L’une de ces intransigeantes le jugeait l’autre jour d’un mot cruel en parlant des habitudes d’une voisine : — « Ça sort à des heures impossibles, ça rentre on ne sait quand, ça va, on ne sait ou… des mœurs déplorables, des mœurs de bicyclistes quoi ! »

Ce que je crains moi, c’est que le règne de la pédale et du guidon ne nous fasse une génération de filles athlètes en bottes carrées, en jupon court et aux mains déformées.

Que deviendront les arts gracieux entre ces mains alourdies ? Que deviendront le piano, le pinceau et l’aiguille ! Que fera-t-on des livres et qu’adviendra-t-il de la science déjà si délaissée, si ignorée de la conversation !

Pauvre « conversation », toi à qui on dédia des livres au plus beau temps du règne de l’esprit ; toi qui fus le charme et l’ami de la beauté ; prestige et talisman, à quel degré d’oubli n’es-tu pas tombée !
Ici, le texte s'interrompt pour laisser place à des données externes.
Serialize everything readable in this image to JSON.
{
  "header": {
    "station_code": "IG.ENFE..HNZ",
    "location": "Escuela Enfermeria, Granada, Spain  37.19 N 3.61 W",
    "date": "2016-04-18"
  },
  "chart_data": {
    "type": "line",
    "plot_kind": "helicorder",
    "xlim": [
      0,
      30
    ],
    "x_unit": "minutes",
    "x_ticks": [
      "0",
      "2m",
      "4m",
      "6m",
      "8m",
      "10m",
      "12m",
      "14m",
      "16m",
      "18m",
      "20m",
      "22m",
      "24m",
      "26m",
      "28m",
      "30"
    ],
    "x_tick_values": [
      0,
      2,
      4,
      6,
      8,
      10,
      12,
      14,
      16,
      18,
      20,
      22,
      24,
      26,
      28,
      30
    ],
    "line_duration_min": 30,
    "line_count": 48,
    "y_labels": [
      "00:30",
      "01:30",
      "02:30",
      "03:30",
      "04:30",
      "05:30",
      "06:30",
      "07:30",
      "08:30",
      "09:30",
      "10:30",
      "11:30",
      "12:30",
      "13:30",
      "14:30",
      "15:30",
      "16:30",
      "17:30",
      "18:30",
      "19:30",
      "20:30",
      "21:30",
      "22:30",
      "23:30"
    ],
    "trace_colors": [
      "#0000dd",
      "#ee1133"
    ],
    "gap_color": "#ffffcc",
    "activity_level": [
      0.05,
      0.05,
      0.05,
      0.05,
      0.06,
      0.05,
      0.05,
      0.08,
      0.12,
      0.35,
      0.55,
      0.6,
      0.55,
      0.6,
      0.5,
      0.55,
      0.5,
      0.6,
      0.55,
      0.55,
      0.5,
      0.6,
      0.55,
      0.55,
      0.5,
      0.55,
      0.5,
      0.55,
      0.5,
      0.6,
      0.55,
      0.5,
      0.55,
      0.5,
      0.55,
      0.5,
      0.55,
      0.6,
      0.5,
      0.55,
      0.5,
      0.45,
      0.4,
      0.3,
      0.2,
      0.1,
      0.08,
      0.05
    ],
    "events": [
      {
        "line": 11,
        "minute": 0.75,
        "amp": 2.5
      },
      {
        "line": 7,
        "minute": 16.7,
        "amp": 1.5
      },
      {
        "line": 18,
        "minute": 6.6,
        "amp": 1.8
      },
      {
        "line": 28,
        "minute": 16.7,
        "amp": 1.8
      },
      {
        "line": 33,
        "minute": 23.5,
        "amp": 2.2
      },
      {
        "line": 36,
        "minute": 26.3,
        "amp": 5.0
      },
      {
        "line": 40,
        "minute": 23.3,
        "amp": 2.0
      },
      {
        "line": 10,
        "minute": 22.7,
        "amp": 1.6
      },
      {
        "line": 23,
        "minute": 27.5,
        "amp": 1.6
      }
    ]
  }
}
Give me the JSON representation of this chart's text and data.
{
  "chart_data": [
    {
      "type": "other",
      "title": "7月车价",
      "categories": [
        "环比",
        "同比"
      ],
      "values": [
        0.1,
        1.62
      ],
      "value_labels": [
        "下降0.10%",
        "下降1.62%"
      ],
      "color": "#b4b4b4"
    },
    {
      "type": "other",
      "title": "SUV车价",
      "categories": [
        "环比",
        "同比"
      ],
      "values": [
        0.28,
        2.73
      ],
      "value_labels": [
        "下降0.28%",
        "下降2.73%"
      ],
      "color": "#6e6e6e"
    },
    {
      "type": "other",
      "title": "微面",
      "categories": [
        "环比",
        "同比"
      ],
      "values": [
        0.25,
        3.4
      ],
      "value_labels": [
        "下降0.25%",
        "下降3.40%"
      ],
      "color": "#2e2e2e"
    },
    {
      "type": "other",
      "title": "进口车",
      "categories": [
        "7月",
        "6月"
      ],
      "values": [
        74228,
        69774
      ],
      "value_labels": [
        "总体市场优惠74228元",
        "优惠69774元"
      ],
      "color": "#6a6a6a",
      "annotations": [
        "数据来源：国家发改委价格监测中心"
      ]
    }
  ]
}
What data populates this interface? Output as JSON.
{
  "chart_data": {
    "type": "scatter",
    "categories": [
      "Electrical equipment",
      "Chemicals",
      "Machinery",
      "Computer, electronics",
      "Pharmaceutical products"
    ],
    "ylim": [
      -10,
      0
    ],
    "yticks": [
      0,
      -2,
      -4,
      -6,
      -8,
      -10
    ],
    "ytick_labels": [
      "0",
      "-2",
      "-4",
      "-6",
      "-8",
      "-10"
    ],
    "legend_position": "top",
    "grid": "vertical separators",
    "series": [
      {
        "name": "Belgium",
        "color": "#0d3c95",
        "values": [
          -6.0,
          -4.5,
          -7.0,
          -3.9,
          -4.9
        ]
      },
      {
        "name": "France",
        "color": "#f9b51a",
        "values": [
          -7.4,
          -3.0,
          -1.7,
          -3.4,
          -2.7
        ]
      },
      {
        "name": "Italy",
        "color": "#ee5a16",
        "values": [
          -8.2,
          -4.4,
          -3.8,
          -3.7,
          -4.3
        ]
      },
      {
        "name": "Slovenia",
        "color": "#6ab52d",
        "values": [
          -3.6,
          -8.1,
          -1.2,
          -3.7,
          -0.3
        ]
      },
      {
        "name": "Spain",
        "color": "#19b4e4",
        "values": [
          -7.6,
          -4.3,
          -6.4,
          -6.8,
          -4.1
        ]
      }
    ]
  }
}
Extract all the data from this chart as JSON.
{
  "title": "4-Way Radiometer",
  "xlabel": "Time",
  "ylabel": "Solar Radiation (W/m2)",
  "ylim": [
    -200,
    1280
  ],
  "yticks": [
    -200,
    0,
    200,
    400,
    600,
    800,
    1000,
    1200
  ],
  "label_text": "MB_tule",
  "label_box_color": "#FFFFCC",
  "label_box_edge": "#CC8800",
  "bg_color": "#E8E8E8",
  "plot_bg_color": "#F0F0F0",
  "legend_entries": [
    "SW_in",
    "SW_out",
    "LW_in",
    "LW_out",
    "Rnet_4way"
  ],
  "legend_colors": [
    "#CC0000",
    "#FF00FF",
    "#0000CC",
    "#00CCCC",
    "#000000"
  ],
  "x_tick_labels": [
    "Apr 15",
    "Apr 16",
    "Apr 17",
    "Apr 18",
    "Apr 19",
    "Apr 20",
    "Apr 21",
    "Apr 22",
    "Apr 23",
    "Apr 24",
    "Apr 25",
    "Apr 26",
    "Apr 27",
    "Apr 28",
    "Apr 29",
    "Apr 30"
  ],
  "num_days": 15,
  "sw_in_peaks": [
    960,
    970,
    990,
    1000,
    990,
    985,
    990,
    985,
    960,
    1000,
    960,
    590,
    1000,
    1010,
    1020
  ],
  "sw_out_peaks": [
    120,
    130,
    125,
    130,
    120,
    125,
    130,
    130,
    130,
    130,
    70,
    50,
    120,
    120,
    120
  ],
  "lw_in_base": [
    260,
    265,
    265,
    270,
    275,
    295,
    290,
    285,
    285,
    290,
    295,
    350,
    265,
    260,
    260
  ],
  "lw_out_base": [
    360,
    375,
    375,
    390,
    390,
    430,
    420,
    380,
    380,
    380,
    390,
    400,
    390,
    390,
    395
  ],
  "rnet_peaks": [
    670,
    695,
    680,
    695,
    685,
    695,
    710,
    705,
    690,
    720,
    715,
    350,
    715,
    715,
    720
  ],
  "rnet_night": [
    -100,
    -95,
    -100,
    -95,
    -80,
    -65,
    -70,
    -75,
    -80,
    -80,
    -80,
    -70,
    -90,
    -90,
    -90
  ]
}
Et quel pire sort t’attend encore, avec le démembrement des familles dont le culte du sport nous menace ! Te restera-t-il quelques partisans ? Subsistera-t-il quelques maisons où les amateurs du beau langage, les délicats de l’esprit te retrouveront honorée. Oui, sans doute et ces familles au sein desquelles l’art de la causerie intelligente aura été cultivé seront des oasis, derniers refuges des gens qui pensent au milieu du mécanisme universel.